‘Suicide Bombers Behind Attacks’

Author: 
Reuters
Publication Date: 
Mon, 2003-11-17 03:00

ISTANBUL, 17 November 2003 — Suicide bombers driving two vans loaded with explosives carried out the devastating attacks on two Istanbul synagogues which killed at least 23 people, a diplomatic source said yesterday.

Turkish media said each vehicle was packed with 400 kg (850 pounds) of explosives and two corpses had been found with wires attached to them suggesting they might be suicide bombers.

Turkey and Israel, vowing not to let Saturday’s attacks damage rare close ties between the Jewish state and a Muslim nation, blamed what they called international terrorists.

Working side-by-side and inch-by-inch, Turkish police and Israeli Mossad secret service teams combed through the wreckage outside the two synagogues. “The Turkish probe has found that the two separate attacks were suicide bombings,” a diplomatic source said.

The Arab newspaper Al-Qods Al-Arabi said late yesterday it received a claim of responsibility from the Al-Qaeda terror network for the synagogue bombings

Police also released four people briefly detained as suspects. The state-run Anatolian agency quoted security sources as saying the bombs were made of ammonium sulfate, nitrate and petrol, all easily available, mixed in plastic containers.

“Two dismembered corpses have been discovered with wires wrapped around parts of their body,” Milliyet newspaper said.

Officials said international groups — possibly including Osama Bin Laden’s Al-Qaeda — might be behind the blasts, which killed Jews attending Sabbath prayers and Muslim passersby.

Turkish Prime Minister Tayyip Erdogan vowed to leave no stone unturned in bringing to justice those responsible for the attacks which injured more than 300 people and wrecked buildings and cars over wide areas around the synagogues.
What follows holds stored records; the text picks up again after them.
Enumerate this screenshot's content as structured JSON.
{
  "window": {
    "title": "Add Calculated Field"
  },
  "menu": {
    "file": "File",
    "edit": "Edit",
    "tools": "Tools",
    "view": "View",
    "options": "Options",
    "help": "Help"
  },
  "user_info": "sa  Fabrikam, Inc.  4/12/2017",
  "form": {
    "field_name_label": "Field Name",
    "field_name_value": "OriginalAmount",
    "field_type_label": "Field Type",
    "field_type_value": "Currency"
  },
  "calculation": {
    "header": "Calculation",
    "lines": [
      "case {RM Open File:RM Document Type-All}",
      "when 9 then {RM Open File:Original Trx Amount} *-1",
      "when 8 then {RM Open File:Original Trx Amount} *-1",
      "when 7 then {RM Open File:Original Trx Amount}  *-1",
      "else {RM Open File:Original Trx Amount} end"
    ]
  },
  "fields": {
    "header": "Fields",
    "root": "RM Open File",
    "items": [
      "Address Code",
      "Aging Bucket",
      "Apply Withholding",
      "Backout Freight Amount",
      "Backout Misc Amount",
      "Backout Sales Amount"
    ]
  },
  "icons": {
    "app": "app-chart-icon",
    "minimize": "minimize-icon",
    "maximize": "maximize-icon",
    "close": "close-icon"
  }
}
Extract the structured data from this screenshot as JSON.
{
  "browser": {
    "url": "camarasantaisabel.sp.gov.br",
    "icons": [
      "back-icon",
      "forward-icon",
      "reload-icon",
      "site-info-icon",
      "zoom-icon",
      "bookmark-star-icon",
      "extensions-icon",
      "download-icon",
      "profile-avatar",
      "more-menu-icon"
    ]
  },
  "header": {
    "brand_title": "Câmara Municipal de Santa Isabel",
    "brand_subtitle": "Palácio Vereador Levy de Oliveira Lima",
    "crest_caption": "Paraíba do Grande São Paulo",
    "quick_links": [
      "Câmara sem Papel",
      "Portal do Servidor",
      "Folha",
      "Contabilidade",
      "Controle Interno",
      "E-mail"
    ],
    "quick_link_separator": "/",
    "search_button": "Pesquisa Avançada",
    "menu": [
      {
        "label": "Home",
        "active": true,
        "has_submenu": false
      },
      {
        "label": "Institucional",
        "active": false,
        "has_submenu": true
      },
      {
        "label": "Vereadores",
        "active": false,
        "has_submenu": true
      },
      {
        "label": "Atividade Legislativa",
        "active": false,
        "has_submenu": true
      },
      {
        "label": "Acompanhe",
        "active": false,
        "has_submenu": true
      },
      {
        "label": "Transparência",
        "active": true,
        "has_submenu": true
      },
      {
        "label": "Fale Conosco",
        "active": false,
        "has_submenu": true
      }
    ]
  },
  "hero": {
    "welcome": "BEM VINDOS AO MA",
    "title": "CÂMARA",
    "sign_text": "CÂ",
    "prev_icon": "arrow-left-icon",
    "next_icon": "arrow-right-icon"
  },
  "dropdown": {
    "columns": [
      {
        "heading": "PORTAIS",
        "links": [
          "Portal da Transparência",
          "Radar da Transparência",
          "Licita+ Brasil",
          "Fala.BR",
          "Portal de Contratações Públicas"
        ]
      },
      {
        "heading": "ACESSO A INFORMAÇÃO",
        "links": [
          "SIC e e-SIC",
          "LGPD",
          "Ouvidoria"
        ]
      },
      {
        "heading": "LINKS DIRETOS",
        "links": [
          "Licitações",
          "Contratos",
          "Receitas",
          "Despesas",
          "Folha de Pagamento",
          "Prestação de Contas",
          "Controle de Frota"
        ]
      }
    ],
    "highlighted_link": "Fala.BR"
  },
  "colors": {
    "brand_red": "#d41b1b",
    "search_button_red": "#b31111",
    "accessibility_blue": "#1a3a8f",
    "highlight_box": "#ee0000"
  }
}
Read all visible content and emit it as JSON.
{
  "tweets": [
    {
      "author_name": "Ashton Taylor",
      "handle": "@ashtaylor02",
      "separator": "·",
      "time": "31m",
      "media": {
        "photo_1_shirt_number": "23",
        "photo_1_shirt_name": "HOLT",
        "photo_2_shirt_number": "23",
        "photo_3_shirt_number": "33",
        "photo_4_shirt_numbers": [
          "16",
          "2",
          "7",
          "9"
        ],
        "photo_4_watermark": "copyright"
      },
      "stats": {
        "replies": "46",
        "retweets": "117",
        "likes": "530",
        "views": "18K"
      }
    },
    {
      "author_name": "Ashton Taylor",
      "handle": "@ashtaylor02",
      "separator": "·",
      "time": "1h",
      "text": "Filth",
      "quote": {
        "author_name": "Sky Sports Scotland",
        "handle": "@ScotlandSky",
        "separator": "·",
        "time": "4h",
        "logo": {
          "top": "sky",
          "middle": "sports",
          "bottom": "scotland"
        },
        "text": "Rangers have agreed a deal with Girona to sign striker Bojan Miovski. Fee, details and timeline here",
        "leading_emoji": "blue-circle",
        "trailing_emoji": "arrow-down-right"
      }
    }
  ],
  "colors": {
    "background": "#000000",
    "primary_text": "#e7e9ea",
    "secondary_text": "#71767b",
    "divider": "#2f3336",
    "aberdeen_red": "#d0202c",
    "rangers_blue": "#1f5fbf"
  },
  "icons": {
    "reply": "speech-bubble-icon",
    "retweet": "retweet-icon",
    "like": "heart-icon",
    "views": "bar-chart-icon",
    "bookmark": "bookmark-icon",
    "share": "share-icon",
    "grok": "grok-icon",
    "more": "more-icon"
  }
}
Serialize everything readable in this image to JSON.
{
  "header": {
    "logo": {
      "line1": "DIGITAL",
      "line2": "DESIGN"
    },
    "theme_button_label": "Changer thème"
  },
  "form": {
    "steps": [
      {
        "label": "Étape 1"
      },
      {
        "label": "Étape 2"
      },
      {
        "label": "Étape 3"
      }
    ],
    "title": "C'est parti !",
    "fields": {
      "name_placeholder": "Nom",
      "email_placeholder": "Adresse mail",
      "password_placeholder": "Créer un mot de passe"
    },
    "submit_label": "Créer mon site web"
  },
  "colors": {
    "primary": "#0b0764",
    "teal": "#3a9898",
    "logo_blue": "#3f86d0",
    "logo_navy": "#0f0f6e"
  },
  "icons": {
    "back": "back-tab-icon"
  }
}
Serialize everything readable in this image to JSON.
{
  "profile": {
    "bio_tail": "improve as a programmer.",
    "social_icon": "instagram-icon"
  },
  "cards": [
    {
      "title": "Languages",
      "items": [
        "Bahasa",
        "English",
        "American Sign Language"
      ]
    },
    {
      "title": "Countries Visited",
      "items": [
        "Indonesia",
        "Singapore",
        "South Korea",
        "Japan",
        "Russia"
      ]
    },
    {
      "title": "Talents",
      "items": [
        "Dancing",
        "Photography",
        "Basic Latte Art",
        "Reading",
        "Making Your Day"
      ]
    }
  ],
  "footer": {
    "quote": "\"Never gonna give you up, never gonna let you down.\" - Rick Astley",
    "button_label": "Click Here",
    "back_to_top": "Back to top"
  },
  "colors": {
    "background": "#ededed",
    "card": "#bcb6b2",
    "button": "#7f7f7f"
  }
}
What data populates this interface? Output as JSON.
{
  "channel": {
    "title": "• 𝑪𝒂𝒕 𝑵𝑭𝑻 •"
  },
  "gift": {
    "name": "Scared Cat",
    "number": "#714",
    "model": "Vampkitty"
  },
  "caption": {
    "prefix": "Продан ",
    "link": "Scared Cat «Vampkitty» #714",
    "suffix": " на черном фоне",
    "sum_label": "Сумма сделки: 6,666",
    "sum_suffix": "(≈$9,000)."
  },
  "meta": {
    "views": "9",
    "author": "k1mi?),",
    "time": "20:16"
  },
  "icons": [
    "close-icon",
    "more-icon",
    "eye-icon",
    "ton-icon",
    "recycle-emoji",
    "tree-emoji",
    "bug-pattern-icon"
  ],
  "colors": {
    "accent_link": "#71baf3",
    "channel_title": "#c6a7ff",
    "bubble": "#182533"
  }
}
More than 70 victims remained in hospital. “Our determination to fight terrorism in the international arena continues because this event has international links,” Erdogan said. “We must solve this in cooperation with other states.” Officials dismissed a claim from a radical Turkish Islamist group that it was behind the attacks. The diplomatic source echoed this: “The consensus is that this is a group on a far greater scale, operating beyond Turkey’s borders.”